Cultura de ciclo curto ganha espaço no estado e passa a integrar o portfólio técnico acompanhado pela cooperativa
A Frísia Cooperativa Agroindustrial passou a apresentar o feijão-mungo (Vigna radiata) como alternativa de cultivo para a segunda safra aos cooperados no Tocantins. A iniciativa inclui orientação técnica e organização comercial para os produtores interessados em inserir a cultura no sistema produtivo.
A proposta surge em um momento em que a colheita da soja avança no estado, período em que os produtores já iniciam o planejamento da cultura que sucederá a oleaginosa nas áreas destinadas à segunda safra.

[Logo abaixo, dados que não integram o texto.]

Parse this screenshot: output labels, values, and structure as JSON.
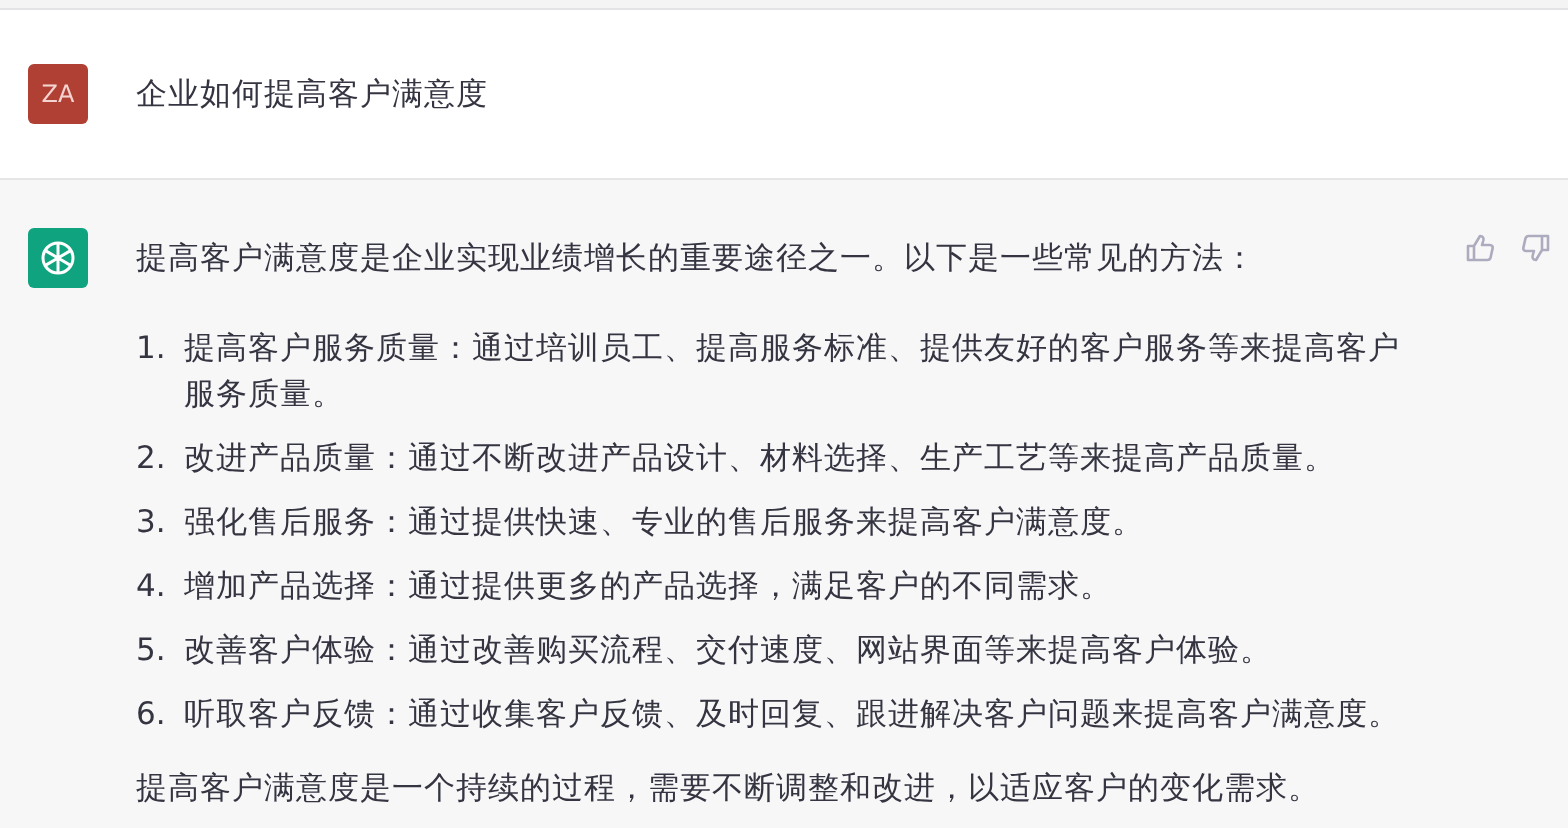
{
  "messages": [
    {
      "kind": "user",
      "avatar": "ZA",
      "text": "企业如何提高客户满意度"
    },
    {
      "kind": "assistant",
      "intro": "提高客户满意度是企业实现业绩增长的重要途径之一。以下是一些常见的方法：",
      "items": [
        {
          "number": "1.",
          "text": "提高客户服务质量：通过培训员工、提高服务标准、提供友好的客户服务等来提高客户服务质量。"
        },
        {
          "number": "2.",
          "text": "改进产品质量：通过不断改进产品设计、材料选择、生产工艺等来提高产品质量。"
        },
        {
          "number": "3.",
          "text": "强化售后服务：通过提供快速、专业的售后服务来提高客户满意度。"
        },
        {
          "number": "4.",
          "text": "增加产品选择：通过提供更多的产品选择，满足客户的不同需求。"
        },
        {
          "number": "5.",
          "text": "改善客户体验：通过改善购买流程、交付速度、网站界面等来提高客户体验。"
        },
        {
          "number": "6.",
          "text": "听取客户反馈：通过收集客户反馈、及时回复、跟进解决客户问题来提高客户满意度。"
        }
      ],
      "closing": "提高客户满意度是一个持续的过程，需要不断调整和改进，以适应客户的变化需求。"
    }
  ]
}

Nesse cenário, o feijão-mungo tem sido considerado como opção em áreas tradicionalmente destinadas ao milho safrinha, especialmente por seu ciclo curto e adaptação a ambientes com menor disponibilidade hídrica.
Suporte técnico
Segundo o engenheiro agrônomo da Assistência Técnica da Frísia no Tocantins, Alexandre Rentz Solek, o papel da cooperativa é apoiar o produtor na tomada de decisão. “Nosso trabalho começa na escolha da área e da janela de plantio e segue com o acompanhamento do manejo nutricional e fitossanitário, sempre considerando a realidade de cada fazenda. A decisão de cultivo é do cooperado, e a Frísia atua oferecendo respaldo técnico e comercial”, explica.

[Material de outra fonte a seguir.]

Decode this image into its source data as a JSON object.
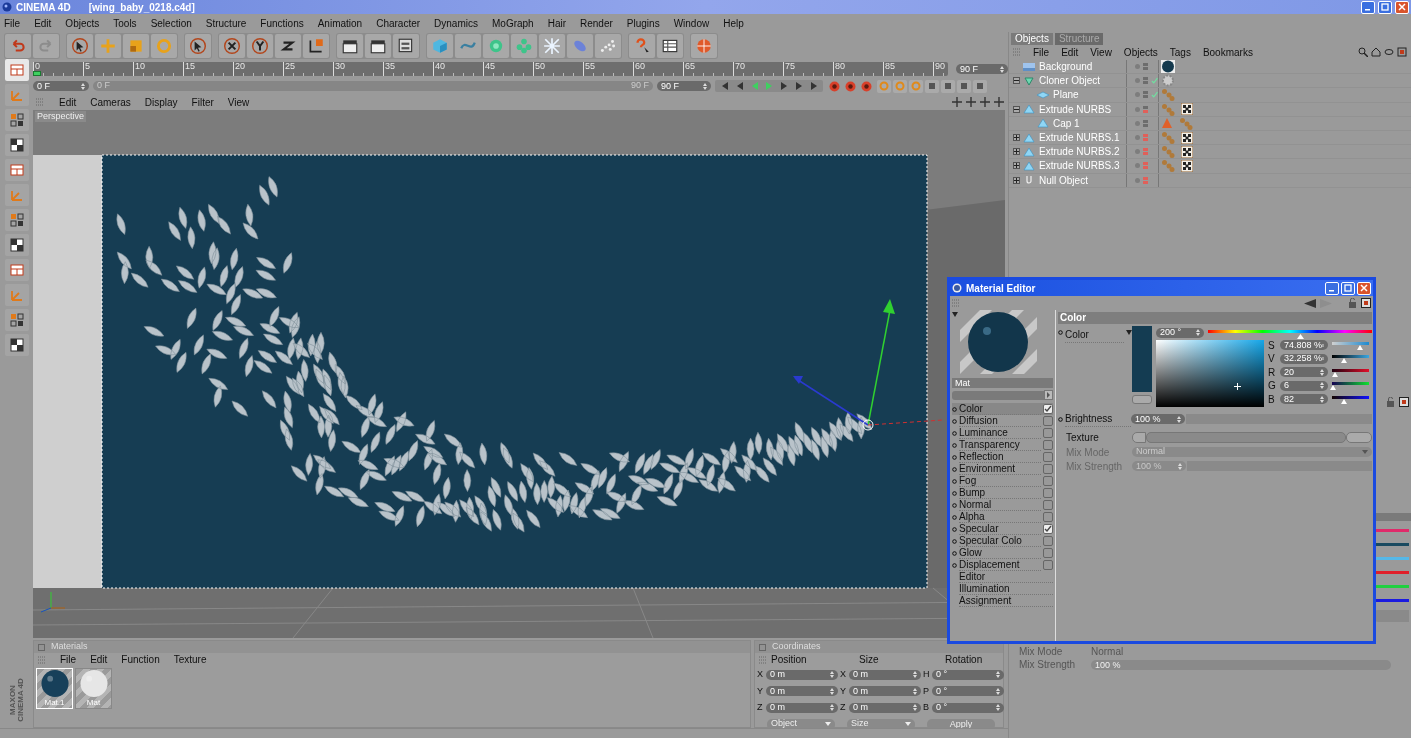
{
  "window": {
    "app": "CINEMA 4D",
    "document": "[wing_baby_0218.c4d]"
  },
  "menu": [
    "File",
    "Edit",
    "Objects",
    "Tools",
    "Selection",
    "Structure",
    "Functions",
    "Animation",
    "Character",
    "Dynamics",
    "MoGraph",
    "Hair",
    "Render",
    "Plugins",
    "Window",
    "Help"
  ],
  "timeline": {
    "ticks": [
      "0",
      "5",
      "10",
      "15",
      "20",
      "25",
      "30",
      "35",
      "40",
      "45",
      "50",
      "55",
      "60",
      "65",
      "70",
      "75",
      "80",
      "85",
      "90"
    ],
    "level": 0,
    "end_field": "90 F",
    "current_frame": "0 F",
    "slider_value": "0 F",
    "slider_end": "90 F",
    "max_field": "90 F"
  },
  "viewport": {
    "menu": [
      "Edit",
      "Cameras",
      "Display",
      "Filter",
      "View"
    ],
    "label": "Perspective"
  },
  "object_manager": {
    "tabs": [
      {
        "label": "Objects",
        "selected": true
      },
      {
        "label": "Structure",
        "selected": false
      }
    ],
    "menu": [
      "File",
      "Edit",
      "View",
      "Objects",
      "Tags",
      "Bookmarks"
    ],
    "objects": [
      {
        "name": "Background",
        "kind": "background",
        "editor_hidden": false,
        "render_hidden": false,
        "checked": false,
        "tags": [
          {
            "kind": "material"
          }
        ]
      },
      {
        "name": "Cloner Object",
        "kind": "cloner",
        "expanded": true,
        "editor_hidden": false,
        "render_hidden": false,
        "checked": true,
        "tags": [
          {
            "kind": "gear"
          }
        ],
        "children": [
          {
            "name": "Plane",
            "kind": "plane",
            "editor_hidden": false,
            "render_hidden": false,
            "checked": true,
            "tags": [
              {
                "kind": "phong"
              }
            ]
          }
        ]
      },
      {
        "name": "Extrude NURBS",
        "kind": "nurbs",
        "expanded": true,
        "editor_hidden": false,
        "render_hidden": true,
        "checked": false,
        "tags": [
          {
            "kind": "phong"
          },
          {
            "kind": "texture"
          }
        ],
        "children": [
          {
            "name": "Cap 1",
            "kind": "nurbs",
            "editor_hidden": false,
            "render_hidden": false,
            "checked": false,
            "tags": [
              {
                "kind": "warning"
              },
              {
                "kind": "phong"
              }
            ]
          }
        ]
      },
      {
        "name": "Extrude NURBS.1",
        "kind": "nurbs",
        "expanded": false,
        "editor_hidden": true,
        "render_hidden": true,
        "checked": false,
        "tags": [
          {
            "kind": "phong"
          },
          {
            "kind": "texture"
          }
        ]
      },
      {
        "name": "Extrude NURBS.2",
        "kind": "nurbs",
        "expanded": false,
        "editor_hidden": true,
        "render_hidden": true,
        "checked": false,
        "tags": [
          {
            "kind": "phong"
          },
          {
            "kind": "texture"
          }
        ]
      },
      {
        "name": "Extrude NURBS.3",
        "kind": "nurbs",
        "expanded": false,
        "editor_hidden": true,
        "render_hidden": true,
        "checked": false,
        "tags": [
          {
            "kind": "phong"
          },
          {
            "kind": "texture"
          }
        ]
      },
      {
        "name": "Null Object",
        "kind": "null",
        "expanded": false,
        "editor_hidden": true,
        "render_hidden": true,
        "checked": false
      }
    ]
  },
  "material_editor": {
    "title": "Material Editor",
    "material_name": "Mat",
    "channels": [
      {
        "label": "Color",
        "kind": "channel",
        "checked": true,
        "selected": true
      },
      {
        "label": "Diffusion",
        "kind": "channel",
        "checked": false,
        "selected": false
      },
      {
        "label": "Luminance",
        "kind": "channel",
        "checked": false,
        "selected": false
      },
      {
        "label": "Transparency",
        "kind": "channel",
        "checked": false,
        "selected": false
      },
      {
        "label": "Reflection",
        "kind": "channel",
        "checked": false,
        "selected": false
      },
      {
        "label": "Environment",
        "kind": "channel",
        "checked": false,
        "selected": false
      },
      {
        "label": "Fog",
        "kind": "channel",
        "checked": false,
        "selected": false
      },
      {
        "label": "Bump",
        "kind": "channel",
        "checked": false,
        "selected": false
      },
      {
        "label": "Normal",
        "kind": "channel",
        "checked": false,
        "selected": false
      },
      {
        "label": "Alpha",
        "kind": "channel",
        "checked": false,
        "selected": false
      },
      {
        "label": "Specular",
        "kind": "channel",
        "checked": true,
        "selected": false
      },
      {
        "label": "Specular Colo",
        "kind": "channel",
        "checked": false,
        "selected": false
      },
      {
        "label": "Glow",
        "kind": "channel",
        "checked": false,
        "selected": false
      },
      {
        "label": "Displacement",
        "kind": "channel",
        "checked": false,
        "selected": false
      },
      {
        "label": "Editor",
        "kind": "page",
        "selected": false
      },
      {
        "label": "Illumination",
        "kind": "page",
        "selected": false
      },
      {
        "label": "Assignment",
        "kind": "page",
        "selected": false
      }
    ],
    "section": "Color",
    "color_label": "Color",
    "hue": {
      "value": "200 °",
      "level": 0.56
    },
    "sliders": [
      {
        "label": "S",
        "value": "74.808 %",
        "kind": "saturation",
        "level": 0.75
      },
      {
        "label": "V",
        "value": "32.258 %",
        "kind": "brightness",
        "level": 0.32
      },
      {
        "label": "R",
        "value": "20",
        "kind": "red",
        "level": 0.08
      },
      {
        "label": "G",
        "value": "6",
        "kind": "green",
        "level": 0.03
      },
      {
        "label": "B",
        "value": "82",
        "kind": "blue",
        "level": 0.32
      }
    ],
    "brightness_label": "Brightness",
    "brightness_value": "100 %",
    "texture_label": "Texture",
    "mix_mode_label": "Mix Mode",
    "mix_mode_value": "Normal",
    "mix_strength_label": "Mix Strength",
    "mix_strength_value": "100 %"
  },
  "attributes": {
    "mix_mode_label": "Mix Mode",
    "mix_mode_value": "Normal",
    "mix_strength_label": "Mix Strength",
    "mix_strength_value": "100 %"
  },
  "materials": {
    "title": "Materials",
    "menu": [
      "File",
      "Edit",
      "Function",
      "Texture"
    ],
    "items": [
      {
        "name": "Mat.1",
        "kind": "dark",
        "selected": true
      },
      {
        "name": "Mat",
        "kind": "white",
        "selected": false
      }
    ]
  },
  "coordinates": {
    "title": "Coordinates",
    "headers": [
      "Position",
      "Size",
      "Rotation"
    ],
    "rows": [
      [
        {
          "axis": "X",
          "value": "0 m"
        },
        {
          "axis": "X",
          "value": "0 m"
        },
        {
          "axis": "H",
          "value": "0 °"
        }
      ],
      [
        {
          "axis": "Y",
          "value": "0 m"
        },
        {
          "axis": "Y",
          "value": "0 m"
        },
        {
          "axis": "P",
          "value": "0 °"
        }
      ],
      [
        {
          "axis": "Z",
          "value": "0 m"
        },
        {
          "axis": "Z",
          "value": "0 m"
        },
        {
          "axis": "B",
          "value": "0 °"
        }
      ]
    ],
    "dropdowns": [
      "Object",
      "Size"
    ],
    "apply": "Apply"
  },
  "logo": [
    "MAXON",
    "CINEMA 4D"
  ]
}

As recomendações também contam com estudos conduzidos pela Fundação ABC no estado. A instituição instalou experimentos para avaliar o desempenho da cultura em diferentes tipos de solo, épocas de semeadura e, principalmente, seus efeitos dentro do sistema produtivo.
De acordo com o pesquisador em Economia Rural da Fundação ABC, Claudio Kapp Junior, a viabilidade econômica é um dos fatores que têm despertado interesse. “O feijão-mungo apresenta potencial interessante de geração de caixa quando comparado a outras opções de segunda safra no mesmo período, considerando o nível de risco envolvido. Ao mesmo tempo, é importante avaliar seus impactos nas culturas subsequentes, especialmente em áreas que ainda demandam maior proteção e estruturação de solo”, afirma.
Alternativa para diversificação
Para Alexandre, ampliar alternativas na segunda safra também contribui para reduzir riscos climáticos e de mercado. “Como essa janela ainda é concentrada em poucas culturas, o feijão-mungo pode integrar o sistema como uma opção estratégica, desde que o planejamento seja bem conduzido”, destaca.
Alguns cooperados já iniciam o segundo ano de cultivo, após resultados considerados positivos na safra de 2025. As condições edafoclimáticas, ou seja, relacionadas ao solo e ao clima, do Tocantins favorecem espécies de ciclo mais curto nesse período, o que reforça a importância de avaliações técnicas antes de uma adoção mais ampla.
No aspecto comercial, a cooperativa também atua na organização da cadeia para os produtores que optam pela cultura, com parceiros que fomentam a produção, fornecem sementes e estruturam contratos com preço previamente definido, ampliando a previsibilidade ao produtor.
Para o gerente executivo da Frísia no Tocantins, Marcelo Cavazotti, a iniciativa está alinhada à busca por soluções adaptadas à realidade regional. “A Frísia procura identificar oportunidades que façam sentido técnico e econômico para o cooperado. Nosso papel é apresentar alternativas viáveis e oferecer suporte qualificado para que cada produtor tome decisões seguras e alinhadas ao seu planejamento”, finaliza.
O que é o feijão-mungo
O feijão-mungo floresce entre 50 e 60 dias após o plantio e pode ser colhido em aproximadamente 90 a 100 dias. As plantas atingem entre 60 e 75 centímetros de altura, adaptam-se bem a solos franco-arenosos e demandam entre 350 e 500 milímetros de água ao longo do ciclo. Embora tolere períodos de menor oferta hídrica, não suporta encharcamento, o que exige planejamento criterioso da época de semeadura.